LANSING, Mich. -- In 1998, the buyers of the only U.S. laboratory making the anthrax vaccine thought they had a can't-miss deal.
The aging state-owned lab in Michigan needed millions in renovations on top of the $24 million purchase price. But the Pentagon already had announced it would require all 2.4 million American military personnel to take a series of six shots of the vaccine, and turning the lab into a profitable enterprise seemed childishly easy.
Four years later, Lansing-based BioPort Corp. has yet to ship a single dose of the vaccine to the Pentagon.
Unable to pass inspections by the Food and Drug Administration, BioPort has intermittently produced the vaccine but has not been able to release it.
Now, the company appears to be on the verge of finally winning FDA approval to begin shipments, possibly as early as this month.
"It's clearly a very positive story for the company," said BioPort spokeswoman Kim Brennen Root.
A few more hoops
A laboratory in Washington state that puts the vaccine into vials still needs FDA approval, and the vaccine still must be tested for purity, potency and sterility before batches will be released by the FDA.
The vaccine was held up by contamination, inadequate record-keeping and unapproved procedures at the laboratory.
"I'm glad it took four years.

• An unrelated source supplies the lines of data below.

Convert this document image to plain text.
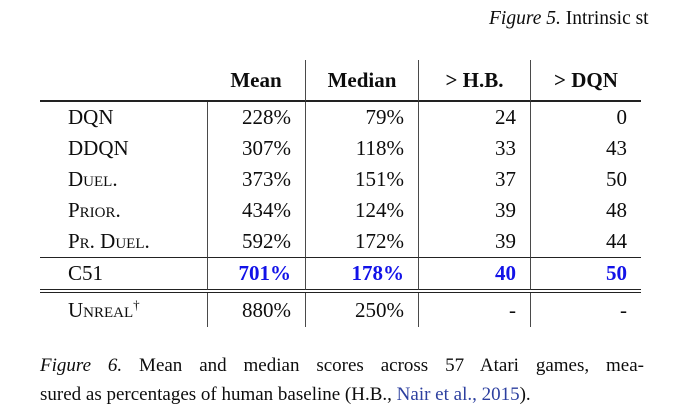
Figure 5. Intrinsic st
	Mean	Median	> H.B.	> DQN
DQN	228%	79%	24	0
DDQN	307%	118%	33	43
Duel.	373%	151%	37	50
Prior.	434%	124%	39	48
Pr. Duel.	592%	172%	39	44
C51	701%	178%	40	50

Unreal†	880%	250%	-	-
Figure 6. Mean and median scores across 57 Atari games, mea-
sured as percentages of human baseline (H.B., Nair et al., 2015).
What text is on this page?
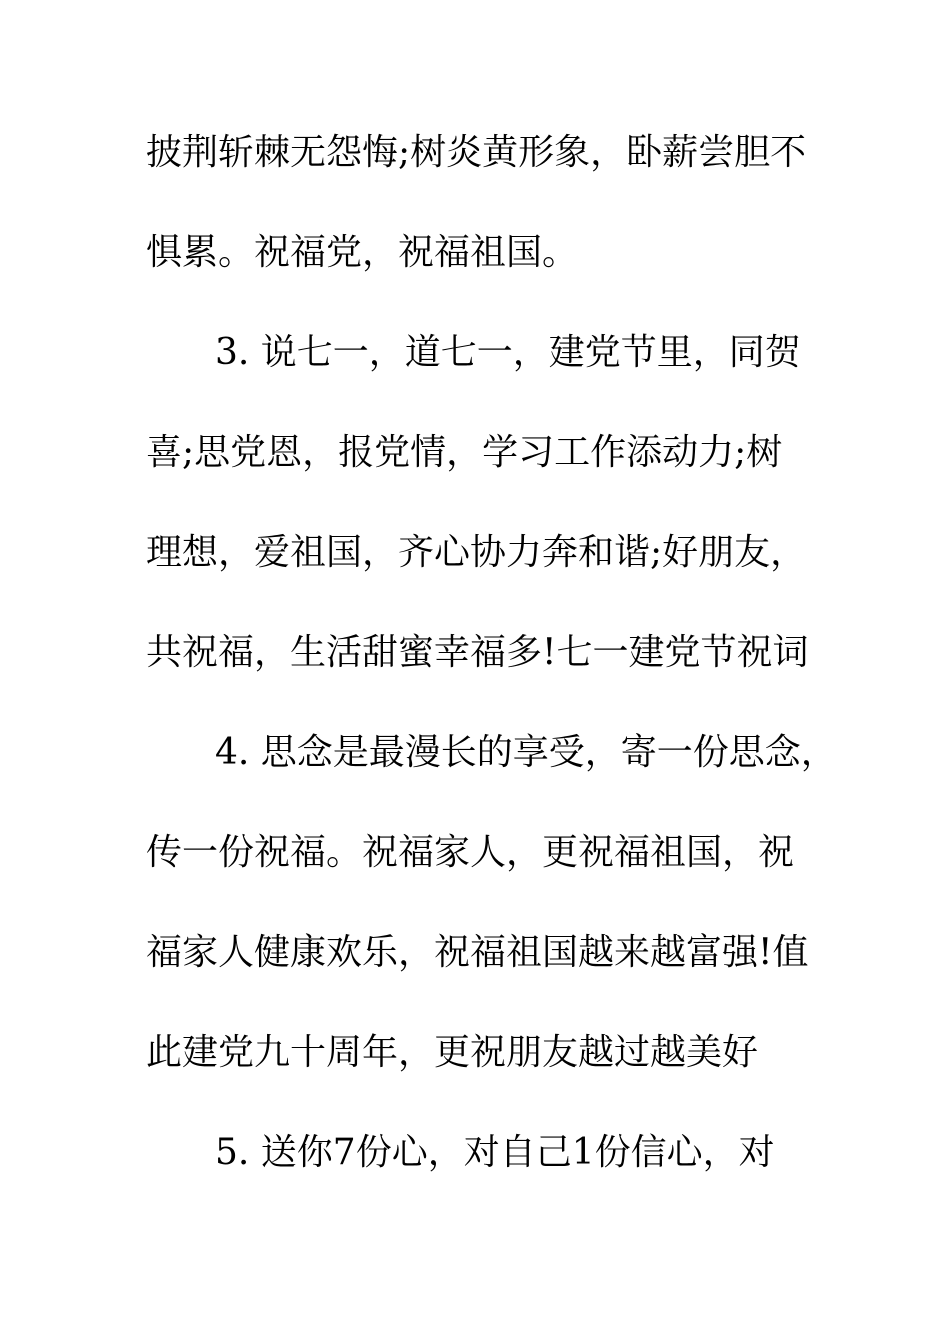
披荆斩棘无怨悔;树炎黄形象，卧薪尝胆不
惧累。祝福党，祝福祖国。
3. 说七一，道七一，建党节里，同贺
喜;思党恩，报党情，学习工作添动力;树
理想，爱祖国，齐心协力奔和谐;好朋友，
共祝福，生活甜蜜幸福多!七一建党节祝词
4. 思念是最漫长的享受，寄一份思念，
传一份祝福。祝福家人，更祝福祖国，祝
福家人健康欢乐，祝福祖国越来越富强!值
此建党九十周年，更祝朋友越过越美好
5. 送你7份心，对自己1份信心，对
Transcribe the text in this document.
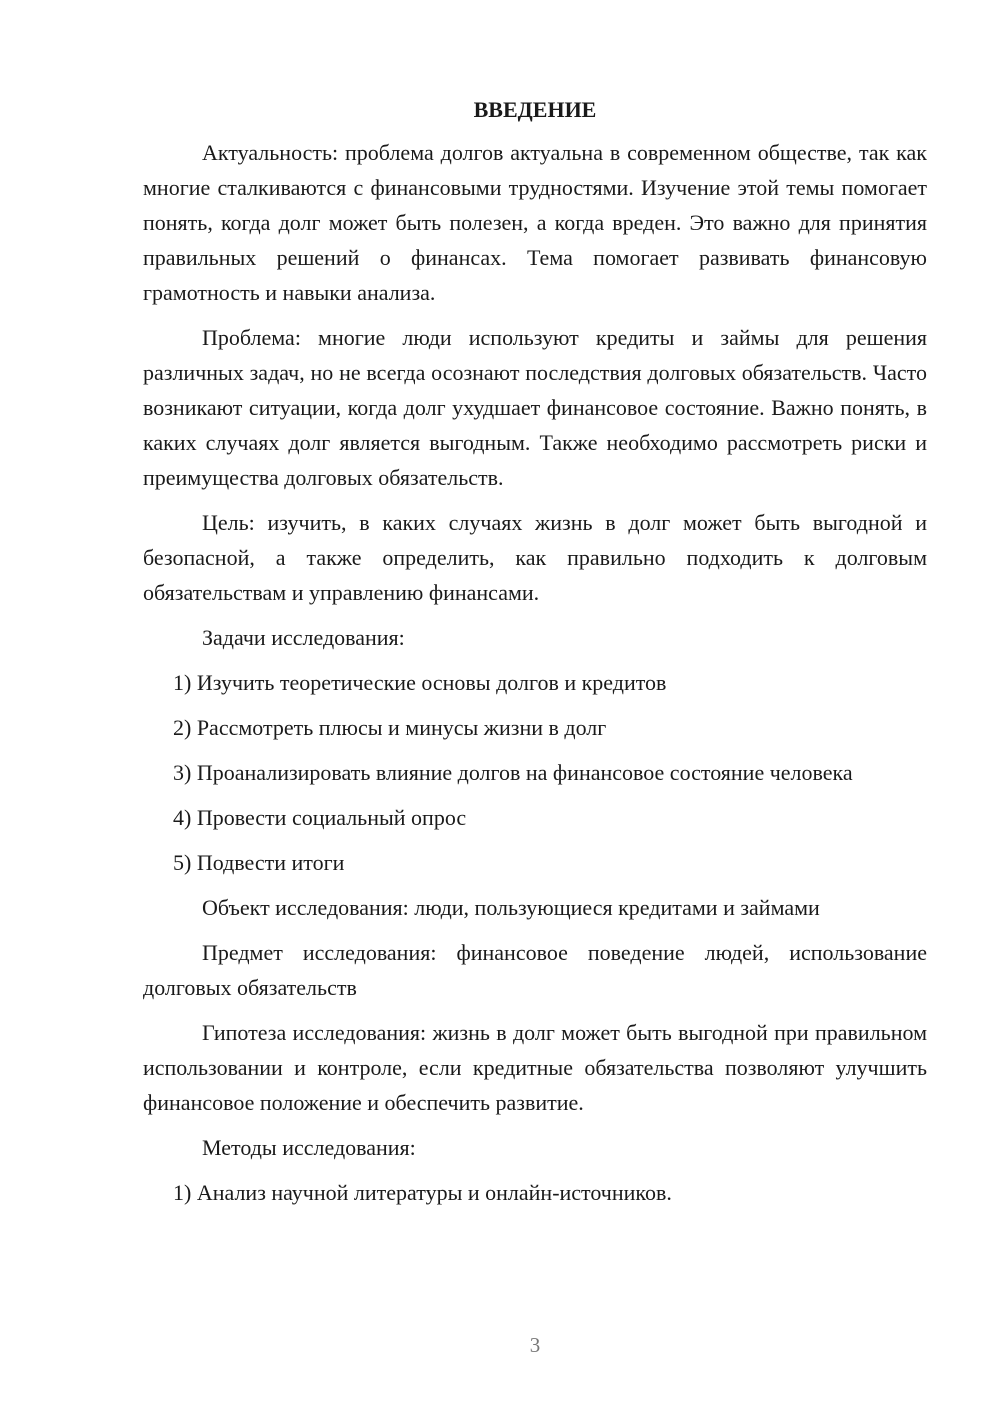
ВВЕДЕНИЕ

Актуальность: проблема долгов актуальна в современном обществе, так как многие сталкиваются с финансовыми трудностями. Изучение этой темы помогает понять, когда долг может быть полезен, а когда вреден. Это важно для принятия правильных решений о финансах. Тема помогает развивать финансовую грамотность и навыки анализа.

Проблема: многие люди используют кредиты и займы для решения различных задач, но не всегда осознают последствия долговых обязательств. Часто возникают ситуации, когда долг ухудшает финансовое состояние. Важно понять, в каких случаях долг является выгодным. Также необходимо рассмотреть риски и преимущества долговых обязательств.

Цель: изучить, в каких случаях жизнь в долг может быть выгодной и безопасной, а также определить, как правильно подходить к долговым обязательствам и управлению финансами.

Задачи исследования:

1) Изучить теоретические основы долгов и кредитов

2) Рассмотреть плюсы и минусы жизни в долг

3) Проанализировать влияние долгов на финансовое состояние человека

4) Провести социальный опрос

5) Подвести итоги

Объект исследования: люди, пользующиеся кредитами и займами

Предмет исследования: финансовое поведение людей, использование долговых обязательств

Гипотеза исследования: жизнь в долг может быть выгодной при правильном использовании и контроле, если кредитные обязательства позволяют улучшить финансовое положение и обеспечить развитие.

Методы исследования:

1) Анализ научной литературы и онлайн-источников.

3
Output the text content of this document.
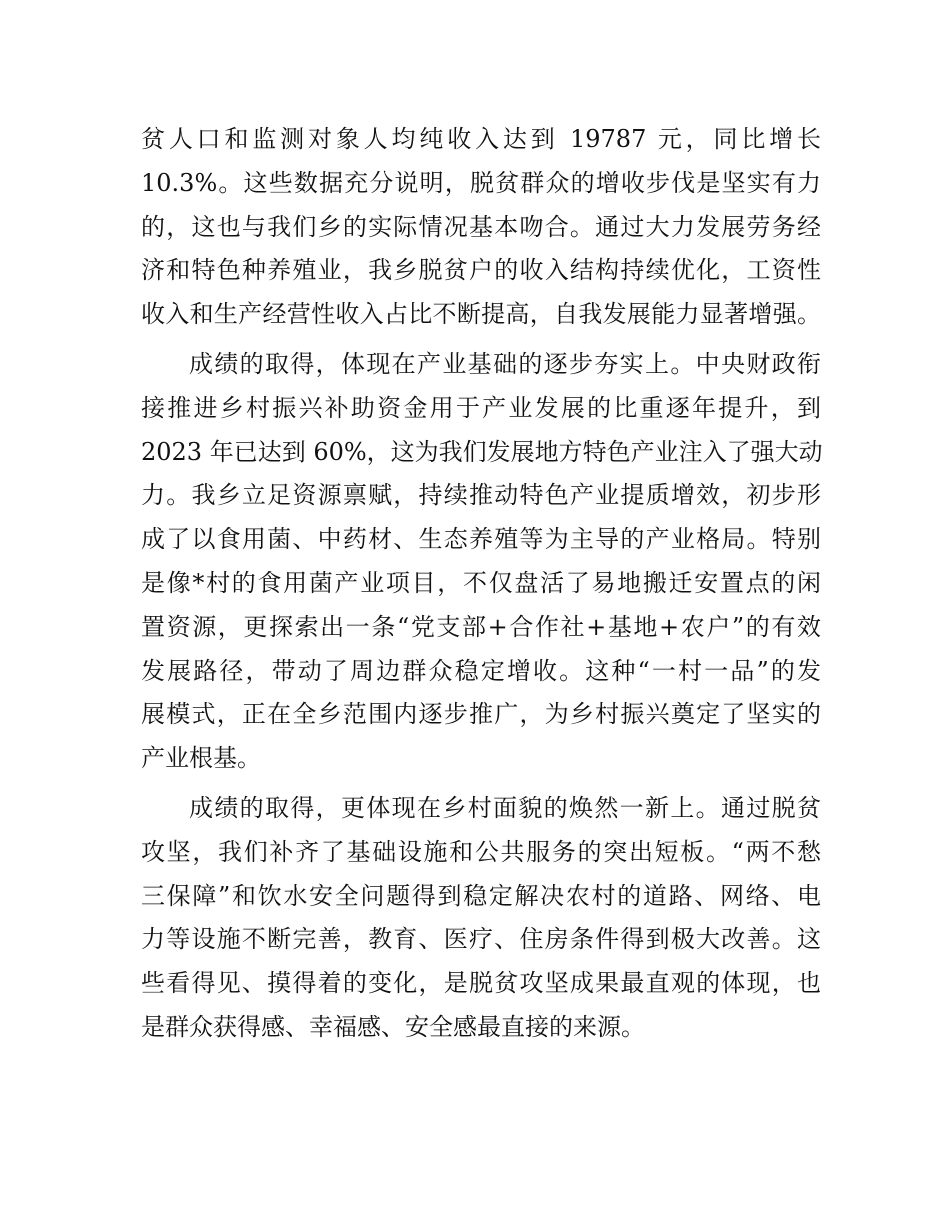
贫人口和监测对象人均纯收入达到 19787 元，同比增长
10.3%。这些数据充分说明，脱贫群众的增收步伐是坚实有力
的，这也与我们乡的实际情况基本吻合。通过大力发展劳务经
济和特色种养殖业，我乡脱贫户的收入结构持续优化，工资性
收入和生产经营性收入占比不断提高，自我发展能力显著增强。
成绩的取得，体现在产业基础的逐步夯实上。中央财政衔
接推进乡村振兴补助资金用于产业发展的比重逐年提升，到
2023 年已达到 60%，这为我们发展地方特色产业注入了强大动
力。我乡立足资源禀赋，持续推动特色产业提质增效，初步形
成了以食用菌、中药材、生态养殖等为主导的产业格局。特别
是像*村的食用菌产业项目，不仅盘活了易地搬迁安置点的闲
置资源，更探索出一条“党支部+合作社+基地+农户”的有效
发展路径，带动了周边群众稳定增收。这种“一村一品”的发
展模式，正在全乡范围内逐步推广，为乡村振兴奠定了坚实的
产业根基。
成绩的取得，更体现在乡村面貌的焕然一新上。通过脱贫
攻坚，我们补齐了基础设施和公共服务的突出短板。“两不愁
三保障”和饮水安全问题得到稳定解决农村的道路、网络、电
力等设施不断完善，教育、医疗、住房条件得到极大改善。这
些看得见、摸得着的变化，是脱贫攻坚成果最直观的体现，也
是群众获得感、幸福感、安全感最直接的来源。
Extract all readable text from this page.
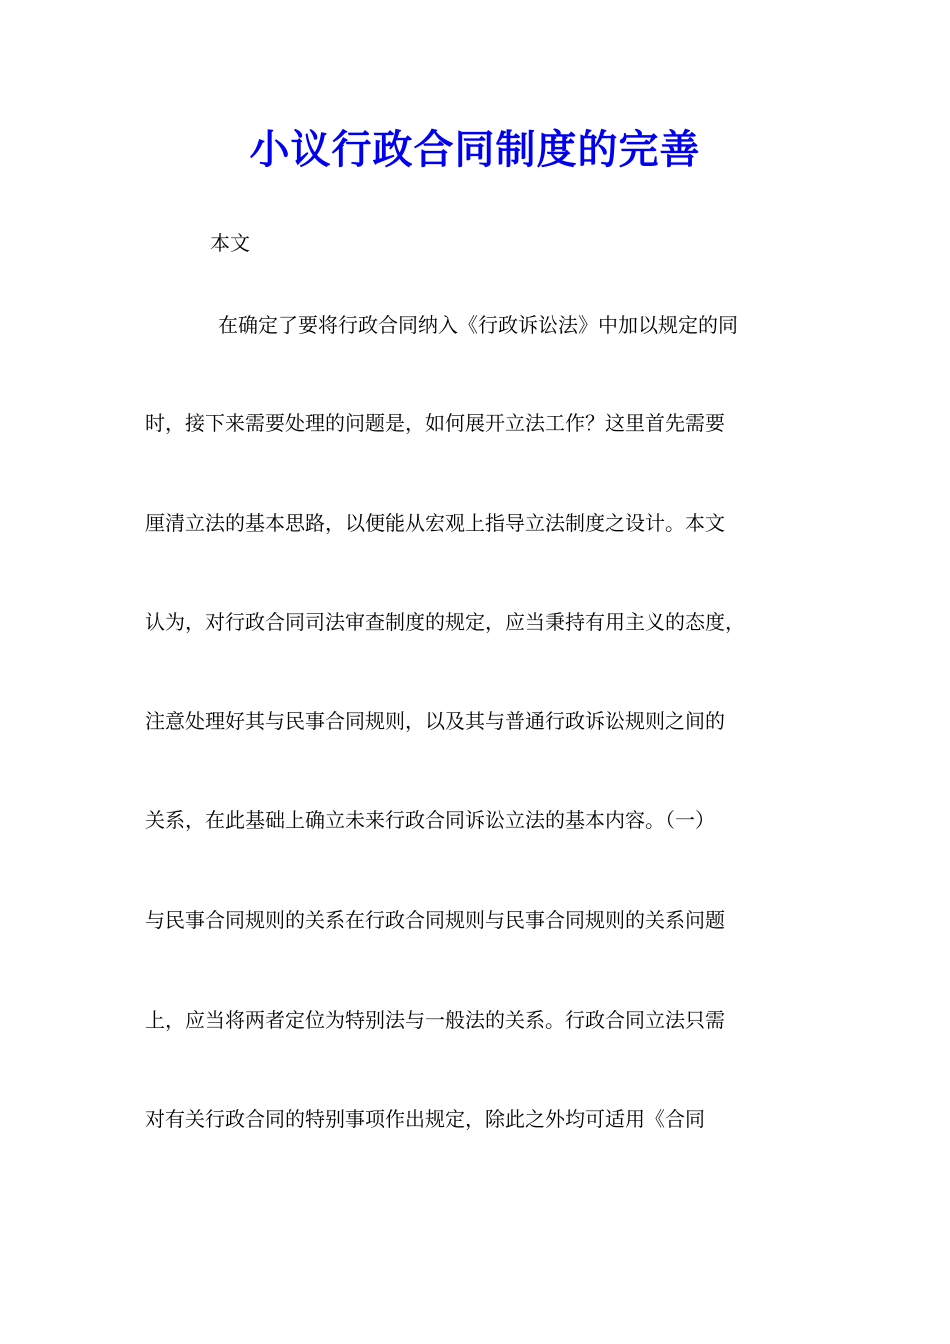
小议行政合同制度的完善
本文
在确定了要将行政合同纳入《行政诉讼法》中加以规定的同
时，接下来需要处理的问题是，如何展开立法工作？这里首先需要
厘清立法的基本思路，以便能从宏观上指导立法制度之设计。本文
认为，对行政合同司法审查制度的规定，应当秉持有用主义的态度，
注意处理好其与民事合同规则，以及其与普通行政诉讼规则之间的
关系，在此基础上确立未来行政合同诉讼立法的基本内容。（一）
与民事合同规则的关系在行政合同规则与民事合同规则的关系问题
上，应当将两者定位为特别法与一般法的关系。行政合同立法只需
对有关行政合同的特别事项作出规定，除此之外均可适用《合同
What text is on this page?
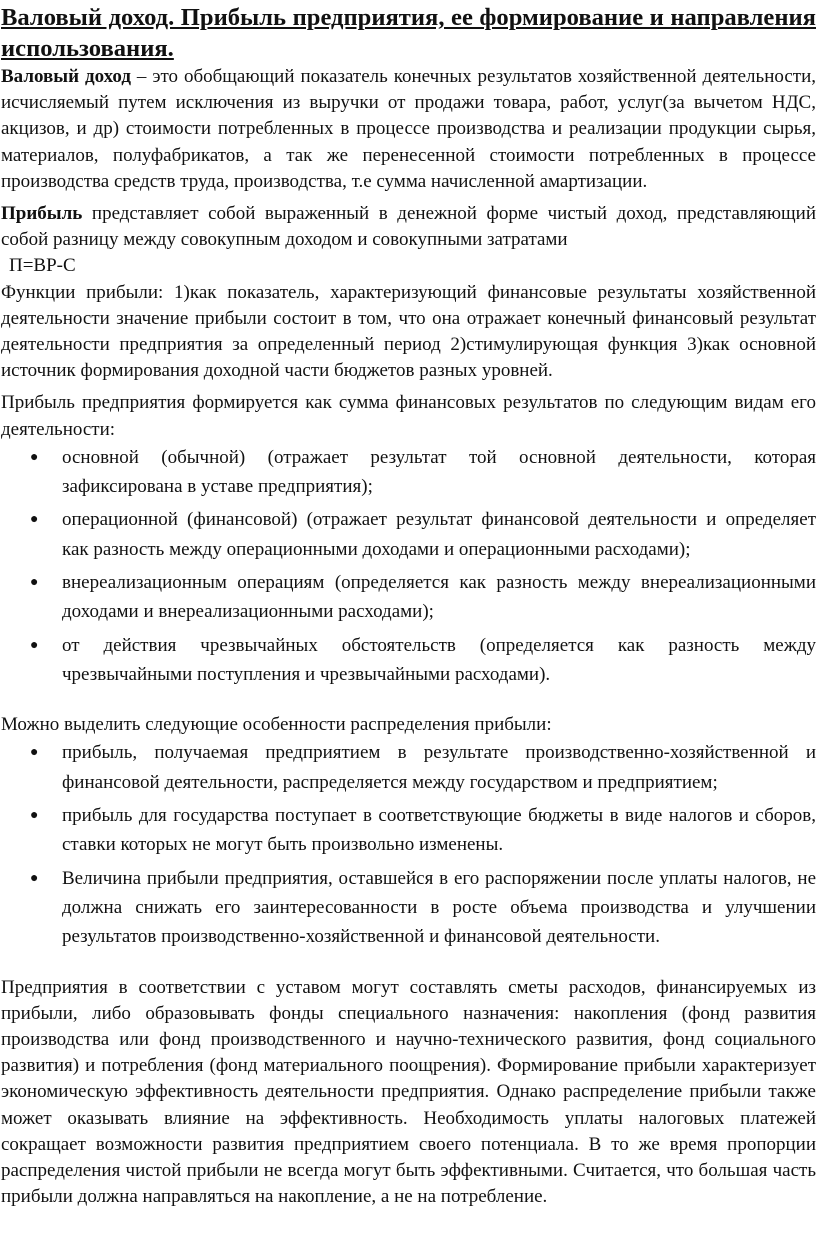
Валовый доход. Прибыль предприятия, ее формирование и направления использования.

Валовый доход – это обобщающий показатель конечных результатов хозяйственной деятельности, исчисляемый путем исключения из выручки от продажи товара, работ, услуг(за вычетом НДС, акцизов, и др) стоимости потребленных в процессе производства и реализации продукции сырья, материалов, полуфабрикатов, а так же перенесенной стоимости потребленных в процессе производства средств труда, производства, т.е сумма начисленной амартизации.

Прибыль представляет собой выраженный в денежной форме чистый доход, представляющий собой разницу между совокупным доходом и совокупными затратами

П=ВР-С

Функции прибыли: 1)как показатель, характеризующий финансовые результаты хозяйственной деятельности значение прибыли состоит в том, что она отражает конечный финансовый результат деятельности предприятия за определенный период 2)стимулирующая функция 3)как основной источник формирования доходной части бюджетов разных уровней.

Прибыль предприятия формируется как сумма финансовых результатов по следующим видам его деятельности:

● основной (обычной) (отражает результат той основной деятельности, которая зафиксирована в уставе предприятия);
● операционной (финансовой) (отражает результат финансовой деятельности и определяет как разность между операционными доходами и операционными расходами);
● внереализационным операциям (определяется как разность между внереализационными доходами и внереализационными расходами);
● от действия чрезвычайных обстоятельств (определяется как разность между чрезвычайными поступления и чрезвычайными расходами).

Можно выделить следующие особенности распределения прибыли:

● прибыль, получаемая предприятием в результате производственно-хозяйственной и финансовой деятельности, распределяется между государством и предприятием;
● прибыль для государства поступает в соответствующие бюджеты в виде налогов и сборов, ставки которых не могут быть произвольно изменены.
● Величина прибыли предприятия, оставшейся в его распоряжении после уплаты налогов, не должна снижать его заинтересованности в росте объема производства и улучшении результатов производственно-хозяйственной и финансовой деятельности.

Предприятия в соответствии с уставом могут составлять сметы расходов, финансируемых из прибыли, либо образовывать фонды специального назначения: накопления (фонд развития производства или фонд производственного и научно-технического развития, фонд социального развития) и потребления (фонд материального поощрения). Формирование прибыли характеризует экономическую эффективность деятельности предприятия. Однако распределение прибыли также может оказывать влияние на эффективность. Необходимость уплаты налоговых платежей сокращает возможности развития предприятием своего потенциала. В то же время пропорции распределения чистой прибыли не всегда могут быть эффективными. Считается, что большая часть прибыли должна направляться на накопление, а не на потребление.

That stuff needed to be done right," said Rep. Mike Rogers, R-Mich., whose district includes BioPort.
BioPort is under contract to the Pentagon to supply 4.6 million doses for $53.5 million.
Pressure to get the lab approved has grown since U.S. troops began heading overseas in the war on terrorism and since last fall's anthrax outbreak killed five people on the East Coast. Because of the standstill at Bioport, the Pentagon stockpile of the vaccine is dwindling.
Amid the anthrax scare and the war on terrorism, some have questioned whether the FDA is being pushed to overlook problems at BioPort.
"The FDA is under tremendous pressure to cave on this," Lingg Brewer, a former state lawmaker, said last fall.
Health and Human Services Secretary Tommy Thompson said in October that the FDA would give the laboratory close scrutiny and that science, not politics, would decide when it got the OK.
"I can assure you nobody is pressuring FDA to approve this," he said.
Claims of illness
Even if the FDA gives BioPort the green light, more problems lie ahead.
Some military personnel say the vaccine they were given in the late 1990s made them ill, leading to congressional inquiries and lawsuits. Opponents to the vaccine have asked the FDA to declare all stockpiles adulterated and to revoke BioPort's license.
BioPort officials have said the vaccine is safe, and the Pentagon said severe side effects happen only about once per 200,000 doses.